Die Fuhrleute von Frammersbach


DonarbaumIn alten Zeiten, wo der Spessart noch wild und unweg­sam war und nicht nur Bären und Wölfe, sondern auch gemeine Räuber den Reisen­den auflauerten, mussten dieselben entweder besonders toll­kühn oder besonders unbedacht sein, um sich in diese Gefahr zu be­geben. Nun aber sollte doch so manches wertvolle Gut seinen Käufer errei­chen, sei es Orber Salz für die reichen Städ­te im Tau­bergrund, oder, auf dem Rückweg, Wein für den rauen Norden des Reiches. Hierzu aber den Schutz kaiserlicher Soldaten anzufordern oder die wert­volle Fracht auf Schiffe zu laden, die auf ihrem langen Weg über den Main immer Ge­fahr liefen, in den Stromschnell­en zu kentern oder von gieri­gen Zöll­nern erbar­mungslos ausgenommen zu werden, war vielen der Han­deltreibenden zu kostspielig.

Nun aber fand es sich, dass ein angesehenes Haus aus dem reichen Flandern sich mit dem der Rienecker ver­mählte und dabei etliche sei­ner streitbaren und bären­starken Untertanen in den Spessart mitbrach­te. Diese er­wiesen sich als überaus probat, dem Räubergesindel, das großenteils doch aus recht hungrigen Gestalten be­stand, das Fürch­ten zu lehren. Sie fanden ihr Heim in einem Ort, dem sie nach ihrer Her­kunft den Namen Flamersbach gaben, und wurden bald weithin be­kannt als die "Haberer", die den Fuhrleuten Schutz und Si­cherheit bo­ten wie niemand anders, und vor denen die Räuber meist schon reiß­aus nahmen, wenn sie sie nur von weitem sahen, wollten sie nicht übel zugerichtet mit Beulen und eingeschlagenen Schädeln auf der Strecke bleiben.

Darob sah man bald auf allen Wegen im Spessart Flamersbacher Fuhrleute, und so reichten bald die en­gen Hohlwege für die vielen Ge­fährte nicht mehr aus und es wurde notwendig, mehr Raum für neue Wege zu schaffen. Da waren die hand­festen Haberer wohl auch bes­tens ge­eignet, auch mächtige Baumriesen aus dem Weg zu räumen. Weil ihr Werk ihnen aber so so gut ge­lang, stieg ihnen ihr Ruhm zu Kopf, und sie wollten auf den Wegen im Spessart niemand mehr ne­ben sich dul­den. Nachdem sie aber aus der Fremde kamen, war ih­nen nicht be­wusst, dass sie sich so zuweilen sich auch an Bäumen in heili­gen Hainen vergriffen, von denen man sagte, dass in ihnen noch die alten Götter der Hei­den wohn­ten. Und so geschah es, dass sie nahe bei dem Ort Her­bertshain eine alte Eiche zur Strecke brach­ten, die einst dem obersten Heidengott geweiht worden war. Die­sem war noch in unguter Erinne­rung, dass an anderer Stelle ein rauer, rothaariger Prediger aus Bri­tannien eine seiner prächtigsten Eichen niedergelegt hatte, und um dies nicht zur Gewohnheit werden zu las­sen, verwirrte er die Sprachen der Baumfrevler so, dass kein einziger mehr sie ver­stand, und dass sie kei­ne An­weisungen und selbst nicht mehr die ein­fachste Nach­richt wei­tergeben konnten. Darüber gerieten sie auch an ihrem neuen Heimato­rt in heftigen Streit und dabei der­art mit Fäus­ten und Knüp­peln aneinan­der, dass die­ser Ortsteil noch heute Schwartel genannt wird.

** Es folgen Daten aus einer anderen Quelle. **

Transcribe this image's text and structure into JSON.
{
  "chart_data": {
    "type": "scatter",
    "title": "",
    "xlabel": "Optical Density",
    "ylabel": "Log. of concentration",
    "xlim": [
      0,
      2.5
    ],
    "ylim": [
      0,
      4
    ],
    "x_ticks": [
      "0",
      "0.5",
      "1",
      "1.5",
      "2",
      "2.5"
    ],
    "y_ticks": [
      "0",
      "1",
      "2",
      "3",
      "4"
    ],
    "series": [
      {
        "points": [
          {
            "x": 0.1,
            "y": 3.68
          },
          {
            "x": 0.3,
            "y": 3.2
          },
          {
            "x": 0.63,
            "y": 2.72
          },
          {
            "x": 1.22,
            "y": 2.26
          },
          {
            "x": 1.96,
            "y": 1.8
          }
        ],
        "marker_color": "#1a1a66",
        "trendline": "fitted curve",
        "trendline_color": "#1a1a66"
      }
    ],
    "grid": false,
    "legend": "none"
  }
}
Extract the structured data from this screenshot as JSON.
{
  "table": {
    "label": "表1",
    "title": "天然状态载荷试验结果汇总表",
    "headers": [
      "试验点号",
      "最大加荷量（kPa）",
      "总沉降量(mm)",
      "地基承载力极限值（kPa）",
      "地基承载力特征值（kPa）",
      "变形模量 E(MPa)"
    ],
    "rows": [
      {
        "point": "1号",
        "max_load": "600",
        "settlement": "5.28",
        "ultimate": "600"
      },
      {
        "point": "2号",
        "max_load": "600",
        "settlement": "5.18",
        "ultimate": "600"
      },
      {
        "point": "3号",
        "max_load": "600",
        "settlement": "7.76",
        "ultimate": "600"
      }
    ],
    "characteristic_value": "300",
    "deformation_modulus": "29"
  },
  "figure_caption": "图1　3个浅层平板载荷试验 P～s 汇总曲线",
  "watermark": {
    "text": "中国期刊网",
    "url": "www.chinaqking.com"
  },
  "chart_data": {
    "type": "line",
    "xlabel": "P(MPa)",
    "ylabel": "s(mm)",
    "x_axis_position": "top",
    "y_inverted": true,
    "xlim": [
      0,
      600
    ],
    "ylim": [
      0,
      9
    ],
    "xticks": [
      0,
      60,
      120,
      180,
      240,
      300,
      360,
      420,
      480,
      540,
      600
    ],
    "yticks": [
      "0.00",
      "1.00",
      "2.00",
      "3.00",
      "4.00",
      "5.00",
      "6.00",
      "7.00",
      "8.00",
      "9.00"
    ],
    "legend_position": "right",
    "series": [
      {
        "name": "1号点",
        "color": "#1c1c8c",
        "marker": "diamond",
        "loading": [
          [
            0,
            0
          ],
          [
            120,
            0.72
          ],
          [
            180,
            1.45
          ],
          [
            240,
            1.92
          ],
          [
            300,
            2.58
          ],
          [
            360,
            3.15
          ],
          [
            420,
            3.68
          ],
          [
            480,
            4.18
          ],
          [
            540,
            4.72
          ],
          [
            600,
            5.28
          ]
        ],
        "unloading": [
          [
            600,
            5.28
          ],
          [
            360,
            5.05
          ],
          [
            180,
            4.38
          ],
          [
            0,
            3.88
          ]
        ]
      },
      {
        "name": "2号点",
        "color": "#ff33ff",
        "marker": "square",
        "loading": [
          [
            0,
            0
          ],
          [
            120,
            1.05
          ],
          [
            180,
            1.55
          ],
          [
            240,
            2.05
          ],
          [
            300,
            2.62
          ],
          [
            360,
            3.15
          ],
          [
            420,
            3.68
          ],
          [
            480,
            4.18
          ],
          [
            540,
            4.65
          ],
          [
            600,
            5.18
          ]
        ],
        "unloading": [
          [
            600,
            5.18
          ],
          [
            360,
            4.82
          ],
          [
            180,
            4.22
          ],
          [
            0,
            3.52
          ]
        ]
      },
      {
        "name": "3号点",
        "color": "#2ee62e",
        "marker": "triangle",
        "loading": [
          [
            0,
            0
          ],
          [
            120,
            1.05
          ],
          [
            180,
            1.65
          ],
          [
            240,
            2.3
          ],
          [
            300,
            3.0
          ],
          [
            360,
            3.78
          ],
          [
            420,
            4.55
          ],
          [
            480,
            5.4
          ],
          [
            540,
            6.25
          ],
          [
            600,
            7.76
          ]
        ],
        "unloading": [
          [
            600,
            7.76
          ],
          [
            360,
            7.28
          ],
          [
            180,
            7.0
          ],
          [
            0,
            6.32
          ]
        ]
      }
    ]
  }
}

Nun aber verging einige Zeit, und da die Flamen tüchti­ge und weltoffe­ne Leute sind, fanden sie über fremde Sprachen wieder zu­einander, nur kann ein Reisender, der aus dem Norden oder dem Bay­ernland kommt, bei allem guten Willen immer noch keinen von ih­nen verste­hen. Sie selbst verstanden noch nicht einmal mehr den Namen ihres Ortes, der deshalb heute Frammers­bach heißt. Tüchti­ge Fuhrleu­te sind sie bei alledem im­mer noch, ob sie nun Dachziegel, Hölzer und Steine verbringen oder den Unrat der ehemaligen Grafschaft in Ländereien schaffen, wo seine Gerüche die vielen Gäste des Ortes nicht behelli­gen, und keinen von ihnen hat es bislang an den Bettelstab gebracht.